Central Florida Homes: Overvalued
As local home sales plods along with rising Florida home prices and a more than 18-month supply at the existing drowsy sales pace, a new report casts another industry roadblock.
California-based John Burns Real Estate Consulting placed the Orlando housing market among the nation’s top 25 markets for overvalued homes. The report says the Orlando market’s median home price of $245,000 - which increased to $253,000 in June - is 28.6 percent, or $70,000, higher than what the value should be.
Orlando-area Realtors have to agree with that assessment, says Randy Martin, president of the Orlando Regional Realtor Association and a real estate agent with Re/Max 200 Realty in Winter Park.
The Orlando housing market has seen slower sales but rising prices so far this year. Realtors in the market reported selling about 49 percent fewer homes in June compared with the same month in 2006, Martin says.
“Last year was a very robust market, but now, it has swung below what we would consider to be normal,” Martin says. “Because of the new construction out there that’s available, coupled with the uncertainty with homeowners insurance and taxes, people are holding back.”
The Realtor association’s June report says about 9,495 homes sold between January and June of this year, which is 5,719 fewer than the same period last year. The median home price, meanwhile, has gradually increased each month since the 2007 low of $240,000 in March.
The Orlando market’s statistics, meanwhile, have pushed it to join the nation’s leaders for high housing costs. Along with being among the nation’s top overvalued homes markets, Forbes’ June 17 report ranked Orlando the No. 2 riskiest housing market in the United States.
Forbes points to the market’s “astronomical” 5 percent vacancy rate and says Orlando scores in the bottom third for its more than 90 percent loan-to-value mortgages and adjustable-rate Florida mortgages.
Playing catch-up
But the market’s quick rise on these lists could be a result of Central Florida’s recent shift from being an inexpensive land region to a real-estate hot spot, says Dr. Wayne Archer, director of the University of Florida Bergstrom Center for Real Estate Studies.

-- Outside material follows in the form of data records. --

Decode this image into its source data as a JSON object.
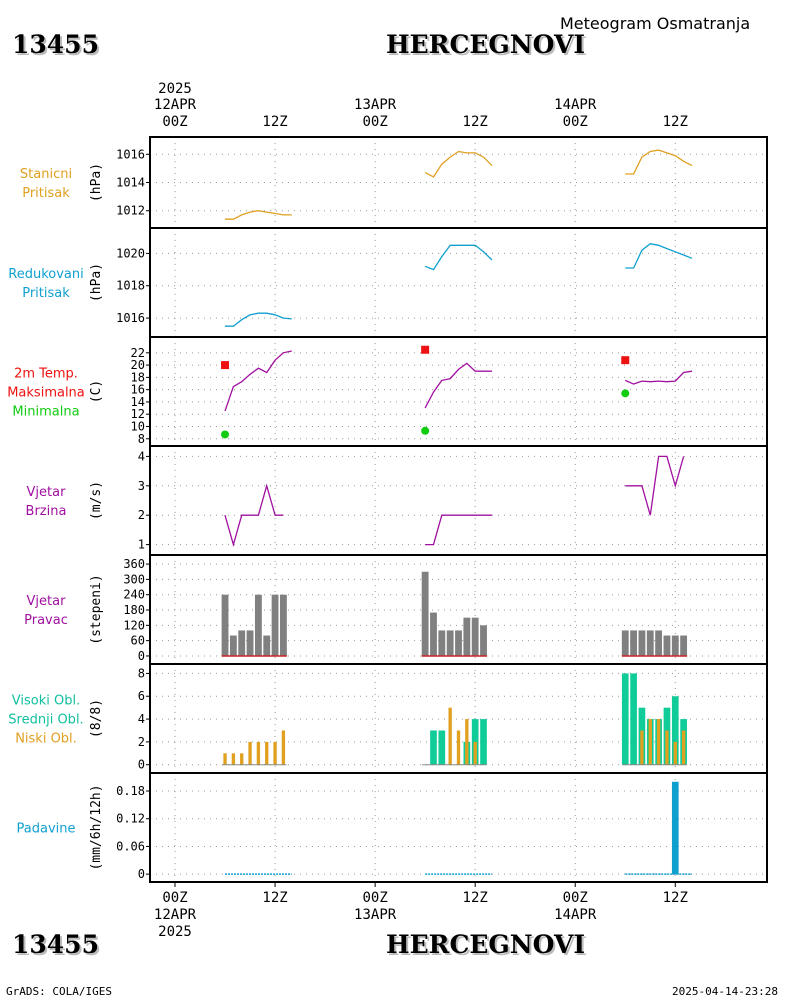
{
  "header": {
    "station_id": "13455",
    "station_name": "HERCEGNOVI",
    "subtitle": "Meteogram Osmatranja"
  },
  "footer": {
    "station_id": "13455",
    "station_name": "HERCEGNOVI",
    "credit": "GrADS: COLA/IGES",
    "timestamp": "2025-04-14-23:28"
  },
  "colors": {
    "pressure": "#e0a020",
    "reduced": "#10a0d0",
    "temp": "#a010a0",
    "tmax": "#ee1111",
    "tmin": "#11cc11",
    "wind": "#a010a0",
    "bar_grey": "#808080",
    "cloud_high": "#10c0a0",
    "cloud_mid": "#10cc88",
    "cloud_low": "#e0a020",
    "precip": "#10a0d0"
  },
  "chart_data": {
    "type": "meteogram",
    "time_axis": {
      "year": "2025",
      "top_ticks": [
        {
          "t": 0,
          "line1": "12APR",
          "line2": "00Z"
        },
        {
          "t": 12,
          "line1": "",
          "line2": "12Z"
        },
        {
          "t": 24,
          "line1": "13APR",
          "line2": "00Z"
        },
        {
          "t": 36,
          "line1": "",
          "line2": "12Z"
        },
        {
          "t": 48,
          "line1": "14APR",
          "line2": "00Z"
        },
        {
          "t": 60,
          "line1": "",
          "line2": "12Z"
        }
      ],
      "bottom_ticks": [
        {
          "t": 0,
          "line1": "00Z",
          "line2": "12APR"
        },
        {
          "t": 12,
          "line1": "12Z",
          "line2": ""
        },
        {
          "t": 24,
          "line1": "00Z",
          "line2": "13APR"
        },
        {
          "t": 36,
          "line1": "12Z",
          "line2": ""
        },
        {
          "t": 48,
          "line1": "00Z",
          "line2": "14APR"
        },
        {
          "t": 60,
          "line1": "12Z",
          "line2": ""
        }
      ],
      "range": [
        -3,
        71
      ]
    },
    "panels": [
      {
        "id": "station-pressure",
        "labels": [
          "Stanicni",
          "Pritisak"
        ],
        "label_colors": [
          "#e0a020",
          "#e0a020"
        ],
        "unit": "(hPa)",
        "ylim": [
          1011.2,
          1016.8
        ],
        "ticks": [
          1012,
          1014,
          1016
        ],
        "series": [
          {
            "color": "#e0a020",
            "points": [
              [
                6,
                1011.4
              ],
              [
                7,
                1011.4
              ],
              [
                8,
                1011.7
              ],
              [
                9,
                1011.9
              ],
              [
                10,
                1012.0
              ],
              [
                11,
                1011.9
              ],
              [
                12,
                1011.8
              ],
              [
                13,
                1011.7
              ],
              [
                14,
                1011.7
              ]
            ]
          },
          {
            "color": "#e0a020",
            "points": [
              [
                30,
                1014.7
              ],
              [
                31,
                1014.4
              ],
              [
                32,
                1015.3
              ],
              [
                33,
                1015.8
              ],
              [
                34,
                1016.2
              ],
              [
                35,
                1016.1
              ],
              [
                36,
                1016.1
              ],
              [
                37,
                1015.8
              ],
              [
                38,
                1015.2
              ]
            ]
          },
          {
            "color": "#e0a020",
            "points": [
              [
                54,
                1014.6
              ],
              [
                55,
                1014.6
              ],
              [
                56,
                1015.8
              ],
              [
                57,
                1016.2
              ],
              [
                58,
                1016.3
              ],
              [
                59,
                1016.1
              ],
              [
                60,
                1015.9
              ],
              [
                61,
                1015.5
              ],
              [
                62,
                1015.2
              ]
            ]
          }
        ]
      },
      {
        "id": "reduced-pressure",
        "labels": [
          "Redukovani",
          "Pritisak"
        ],
        "label_colors": [
          "#10a0d0",
          "#10a0d0"
        ],
        "unit": "(hPa)",
        "ylim": [
          1015.2,
          1021.2
        ],
        "ticks": [
          1016,
          1018,
          1020
        ],
        "series": [
          {
            "color": "#10a0d0",
            "points": [
              [
                6,
                1015.5
              ],
              [
                7,
                1015.5
              ],
              [
                8,
                1015.9
              ],
              [
                9,
                1016.2
              ],
              [
                10,
                1016.3
              ],
              [
                11,
                1016.3
              ],
              [
                12,
                1016.2
              ],
              [
                13,
                1016.0
              ],
              [
                14,
                1015.95
              ]
            ]
          },
          {
            "color": "#10a0d0",
            "points": [
              [
                30,
                1019.2
              ],
              [
                31,
                1019.0
              ],
              [
                32,
                1019.8
              ],
              [
                33,
                1020.5
              ],
              [
                34,
                1020.5
              ],
              [
                35,
                1020.5
              ],
              [
                36,
                1020.5
              ],
              [
                37,
                1020.1
              ],
              [
                38,
                1019.6
              ]
            ]
          },
          {
            "color": "#10a0d0",
            "points": [
              [
                54,
                1019.1
              ],
              [
                55,
                1019.1
              ],
              [
                56,
                1020.2
              ],
              [
                57,
                1020.6
              ],
              [
                58,
                1020.5
              ],
              [
                59,
                1020.3
              ],
              [
                60,
                1020.1
              ],
              [
                61,
                1019.9
              ],
              [
                62,
                1019.7
              ]
            ]
          }
        ]
      },
      {
        "id": "temperature",
        "labels": [
          "2m Temp.",
          "Maksimalna",
          "Minimalna"
        ],
        "label_colors": [
          "#ee1111",
          "#ee1111",
          "#11cc11"
        ],
        "unit": "(C)",
        "ylim": [
          7.8,
          23.6
        ],
        "ticks": [
          8,
          10,
          12,
          14,
          16,
          18,
          20,
          22
        ],
        "series": [
          {
            "color": "#a010a0",
            "points": [
              [
                6,
                12.5
              ],
              [
                7,
                16.5
              ],
              [
                8,
                17.3
              ],
              [
                9,
                18.5
              ],
              [
                10,
                19.5
              ],
              [
                11,
                18.8
              ],
              [
                12,
                20.8
              ],
              [
                13,
                22.0
              ],
              [
                14,
                22.3
              ]
            ]
          },
          {
            "color": "#a010a0",
            "points": [
              [
                30,
                13.0
              ],
              [
                31,
                15.6
              ],
              [
                32,
                17.5
              ],
              [
                33,
                17.8
              ],
              [
                34,
                19.3
              ],
              [
                35,
                20.3
              ],
              [
                36,
                19.0
              ],
              [
                37,
                19.0
              ],
              [
                38,
                19.0
              ]
            ]
          },
          {
            "color": "#a010a0",
            "points": [
              [
                54,
                17.5
              ],
              [
                55,
                16.9
              ],
              [
                56,
                17.4
              ],
              [
                57,
                17.3
              ],
              [
                58,
                17.4
              ],
              [
                59,
                17.3
              ],
              [
                60,
                17.4
              ],
              [
                61,
                18.8
              ],
              [
                62,
                19.0
              ]
            ]
          }
        ],
        "tmax": [
          [
            6,
            20.0
          ],
          [
            30,
            22.5
          ],
          [
            54,
            20.8
          ]
        ],
        "tmin": [
          [
            6,
            8.7
          ],
          [
            30,
            9.3
          ],
          [
            54,
            15.4
          ]
        ]
      },
      {
        "id": "wind-speed",
        "labels": [
          "Vjetar",
          "Brzina"
        ],
        "label_colors": [
          "#a010a0",
          "#a010a0"
        ],
        "unit": "(m/s)",
        "ylim": [
          0.85,
          4.15
        ],
        "ticks": [
          1,
          2,
          3,
          4
        ],
        "series": [
          {
            "color": "#a010a0",
            "points": [
              [
                6,
                2
              ],
              [
                7,
                1
              ],
              [
                8,
                2
              ],
              [
                9,
                2
              ],
              [
                10,
                2
              ],
              [
                11,
                3
              ],
              [
                12,
                2
              ],
              [
                13,
                2
              ]
            ]
          },
          {
            "color": "#a010a0",
            "points": [
              [
                30,
                1
              ],
              [
                31,
                1
              ],
              [
                32,
                2
              ],
              [
                33,
                2
              ],
              [
                34,
                2
              ],
              [
                35,
                2
              ],
              [
                36,
                2
              ],
              [
                37,
                2
              ],
              [
                38,
                2
              ]
            ]
          },
          {
            "color": "#a010a0",
            "points": [
              [
                54,
                3
              ],
              [
                55,
                3
              ],
              [
                56,
                3
              ],
              [
                57,
                2
              ],
              [
                58,
                4
              ],
              [
                59,
                4
              ],
              [
                60,
                3
              ],
              [
                61,
                4
              ]
            ]
          }
        ]
      },
      {
        "id": "wind-direction",
        "labels": [
          "Vjetar",
          "Pravac"
        ],
        "label_colors": [
          "#a010a0",
          "#a010a0"
        ],
        "unit": "(stepeni)",
        "ylim": [
          -8,
          372
        ],
        "ticks": [
          0,
          60,
          120,
          180,
          240,
          300,
          360
        ],
        "bars": {
          "color": "#808080",
          "width_h": 0.82,
          "values": [
            [
              6,
              240
            ],
            [
              7,
              80
            ],
            [
              8,
              100
            ],
            [
              9,
              100
            ],
            [
              10,
              240
            ],
            [
              11,
              80
            ],
            [
              12,
              240
            ],
            [
              13,
              240
            ],
            [
              30,
              330
            ],
            [
              31,
              170
            ],
            [
              32,
              100
            ],
            [
              33,
              100
            ],
            [
              34,
              100
            ],
            [
              35,
              150
            ],
            [
              36,
              150
            ],
            [
              37,
              120
            ],
            [
              54,
              100
            ],
            [
              55,
              100
            ],
            [
              56,
              100
            ],
            [
              57,
              100
            ],
            [
              58,
              100
            ],
            [
              59,
              80
            ],
            [
              60,
              80
            ],
            [
              61,
              80
            ]
          ]
        }
      },
      {
        "id": "cloud-cover",
        "labels": [
          "Visoki Obl.",
          "Srednji Obl.",
          "Niski Obl."
        ],
        "label_colors": [
          "#10c0a0",
          "#10c0a0",
          "#e0a020"
        ],
        "unit": "(8/8)",
        "ylim": [
          -0.2,
          8.3
        ],
        "ticks": [
          0,
          2,
          4,
          6,
          8
        ],
        "high": {
          "color": "#10cc99",
          "width_h": 0.8,
          "values": [
            [
              31,
              3
            ],
            [
              32,
              3
            ],
            [
              35,
              2
            ],
            [
              36,
              4
            ],
            [
              37,
              4
            ],
            [
              54,
              8
            ],
            [
              55,
              8
            ],
            [
              56,
              5
            ],
            [
              57,
              4
            ],
            [
              58,
              4
            ],
            [
              59,
              5
            ],
            [
              60,
              6
            ],
            [
              61,
              4
            ]
          ]
        },
        "low": {
          "color": "#e0a020",
          "width_h": 0.4,
          "values": [
            [
              6,
              1
            ],
            [
              7,
              1
            ],
            [
              8,
              1
            ],
            [
              9,
              2
            ],
            [
              10,
              2
            ],
            [
              11,
              2
            ],
            [
              12,
              2
            ],
            [
              13,
              3
            ],
            [
              33,
              5
            ],
            [
              34,
              3
            ],
            [
              35,
              4
            ],
            [
              36,
              2
            ],
            [
              56,
              3
            ],
            [
              57,
              4
            ],
            [
              58,
              4
            ],
            [
              59,
              3
            ],
            [
              60,
              2
            ],
            [
              61,
              3
            ]
          ]
        }
      },
      {
        "id": "precipitation",
        "labels": [
          "Padavine"
        ],
        "label_colors": [
          "#10a0d0"
        ],
        "unit": "(mm/6h/12h)",
        "ylim": [
          -0.004,
          0.206
        ],
        "ticks": [
          0,
          0.06,
          0.12,
          0.18
        ],
        "tick_labels": [
          "0",
          "0.06",
          "0.12",
          "0.18"
        ],
        "bars": {
          "color": "#10a0d0",
          "width_h": 0.8,
          "values": [
            [
              60,
              0.2
            ]
          ]
        },
        "baseline_segments": [
          [
            6,
            14
          ],
          [
            30,
            38
          ],
          [
            54,
            62
          ]
        ]
      }
    ]
  }
}
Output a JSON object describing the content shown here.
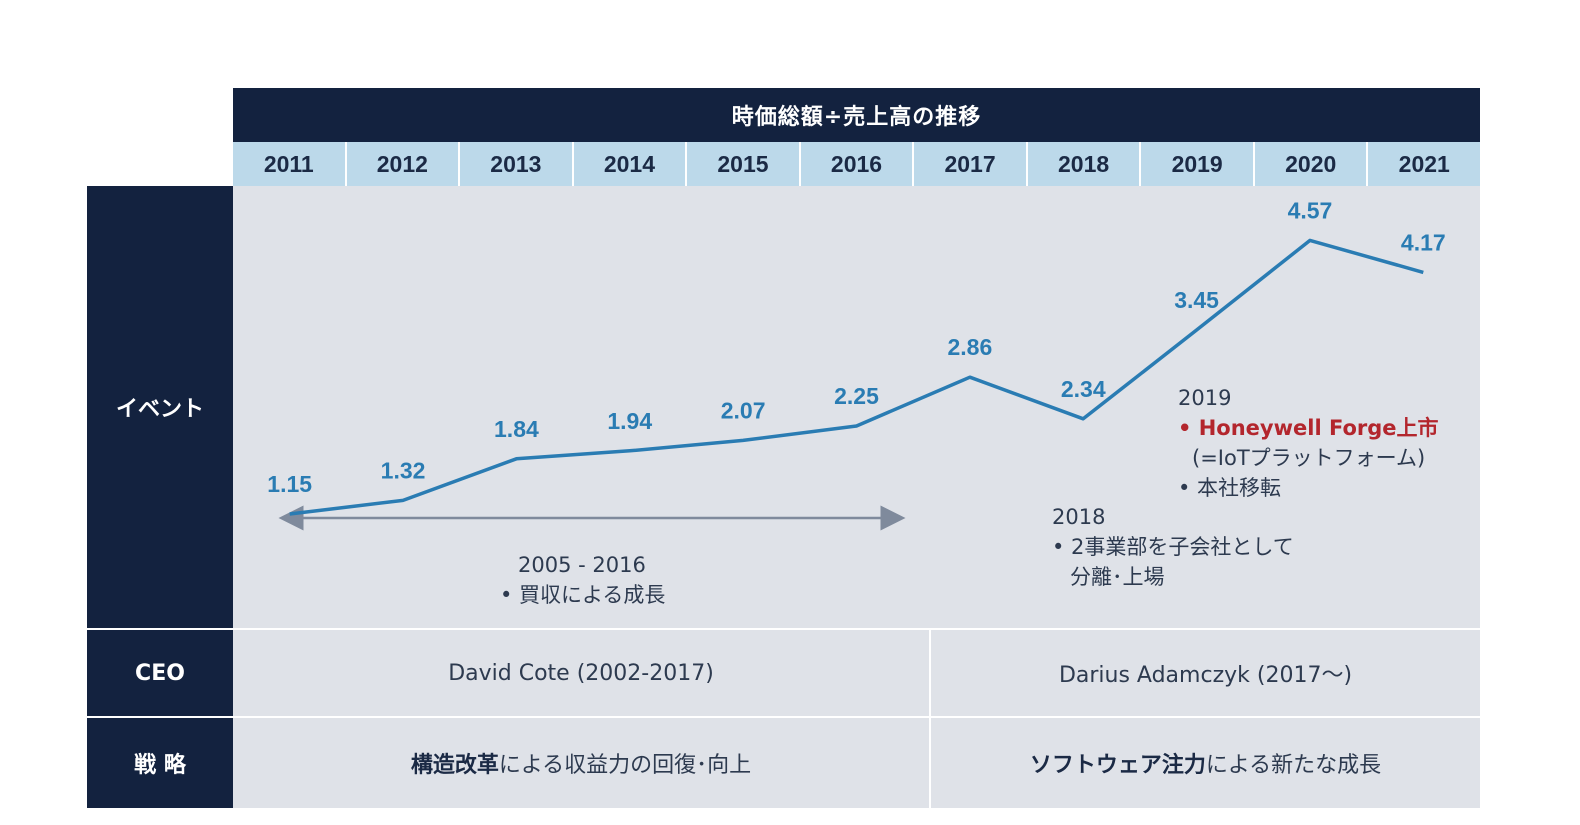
{
  "chart_data": {
    "type": "line",
    "title": "時価総額÷売上高の推移",
    "categories": [
      "2011",
      "2012",
      "2013",
      "2014",
      "2015",
      "2016",
      "2017",
      "2018",
      "2019",
      "2020",
      "2021"
    ],
    "series": [
      {
        "values": [
          1.15,
          1.32,
          1.84,
          1.94,
          2.07,
          2.25,
          2.86,
          2.34,
          3.45,
          4.57,
          4.17
        ]
      }
    ],
    "ylim": [
      0,
      5
    ],
    "line_color": "#2a7cb3"
  },
  "table": {
    "row_headers": {
      "event": "イベント",
      "ceo": "CEO",
      "strategy": "戦 略"
    },
    "ceo": {
      "left": "David Cote (2002-2017)",
      "right": "Darius Adamczyk (2017〜)"
    },
    "strategy": {
      "left_bold": "構造改革",
      "left_rest": "による収益力の回復･向上",
      "right_bold": "ソフトウェア注力",
      "right_rest": "による新たな成長"
    }
  },
  "annotations": {
    "acquisition": {
      "range": "2005 - 2016",
      "bullet": "• 買収による成長"
    },
    "event_2018": {
      "year": "2018",
      "line1": "• 2事業部を子会社として",
      "line2": "分離･上場"
    },
    "event_2019": {
      "year": "2019",
      "highlight": "• Honeywell Forge上市",
      "line2": "(=IoTプラットフォーム)",
      "line3": "• 本社移転"
    }
  },
  "colors": {
    "navy": "#13223f",
    "year_band": "#bcd9ea",
    "panel": "#dfe2e8",
    "line": "#2a7cb3",
    "highlight_red": "#b3262d",
    "arrow": "#7f8a9c"
  }
}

Prices in Florida in the past have been below the national average in most areas, but now the Sunshine State’s housing cost structure is catching up, Archer says.
“Due to the fading away of exceptionally cheap land and low permitting costs, the increases in prices lately, especially for single-family homes, are likely to be permanent,” Archer says. “It is hard to say what percent of recent increases have been due to ‘catch-up’ in land and permitting costs, but it appears to have been significant.”
In addition, Archer says Florida mortgage markets also have seen a much higher rate of appreciation than most of the nation.
But Archer adds that Orlando’s availability of land will help to keep prices flat.
Skewed figures
However, the Orlando market is very different from other cities in that prices are impacted by atypical buyers. Central Florida’s active adult buyers, second- and vacation-home buyers and even the luxury home buyers tend to drive median prices up beyond what the typical family could afford, says Anthony Crocco, director of Metrostudy’s Orlando and Jacksonville markets.
When an active adult buys a home based on assets, rather than income, that hikes up the median prices, Crocco says. In addition, if there is slower sales activity in homes selling in the $200,000-400,000 range, yet transactions continue at the same pace for those at $1 million and up, that has an impact as well, he says.
“I just think these kinds of analyses need to be taken with a grain of salt in areas like Florida,” Crocco says. “There’s no doubt the trend is happening, but the magnitude of the trend could be overstated.”